AI-driven predictive analytics have also made a positive impact. AI can analyse patient data and predict outcomes based on a multitude of variables, aiding in clinical decision-making and personalised treatment plans. AI can optimise triage processes by prioritising patients based on the severity of their condition and likelihood of benefiting from specific treatments. Automated systems help streamline workflows, reducing the critical ‘door-to-needle’ and ‘door-to-groin’ times, which are crucial metrics in stroke care effectiveness.

What are the essential elements of a multidisciplinary team and why is it so important to restore a stroke patient’s abilities to their pre-stroke state?
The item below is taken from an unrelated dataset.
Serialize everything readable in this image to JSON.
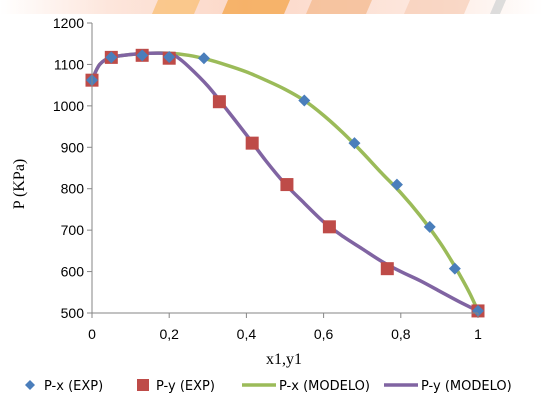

What constitutes a complete stack stroke care programme, and how might it lessen the rising incidence of strokes in India?

A multidisciplinary team (MDT) in stroke care is critical as it unites a variety of specialists to cater to the complex needs of stroke patients. The primary goal is to restore a patient’s abilities as close as possible to their pre-stroke state, ultimately enhancing their quality of life and allowing them to reintegrate into society.

Key members of an MDT include a neurologist, overseeing patients’ medical treatment; nurses or stroke coordinators, ensuring adherence to treatment protocols; physical therapists, focusing on restoring movement and strength; occupational therapists, helping patients regain daily living skills; speech-language pathologists, addressing communication difficulties and swallowing disorders; dietitians or nutritionists, providing dietary plans to manage risk factors; psychologists or psychiatrists, managing emotional changes; social workers, assisting with discharge planning; and rehabilitation specialists, overseeing the comprehensive rehabilitation plan.

Restoring a stroke patient’s abilities is integral for several reasons. It improves the quality of life, provides functional independence, reduces direct and indirect costs associated with long-term disabilities and enhances the psychological well-being of the patient and their family.

A complete stroke care programme includes elements like prevention and awareness, acute stroke management, acute inpatient care, rehabilitative services, follow-up and long-term care, research and innovation, and policy and infrastructure support. Implementing such a comprehensive programme in India could significantly reduce stroke incidence by facilitating early detection and prevention, improving access to emergency care, offering robust rehabilitation services, increasing awareness, and ensuring integrated care models.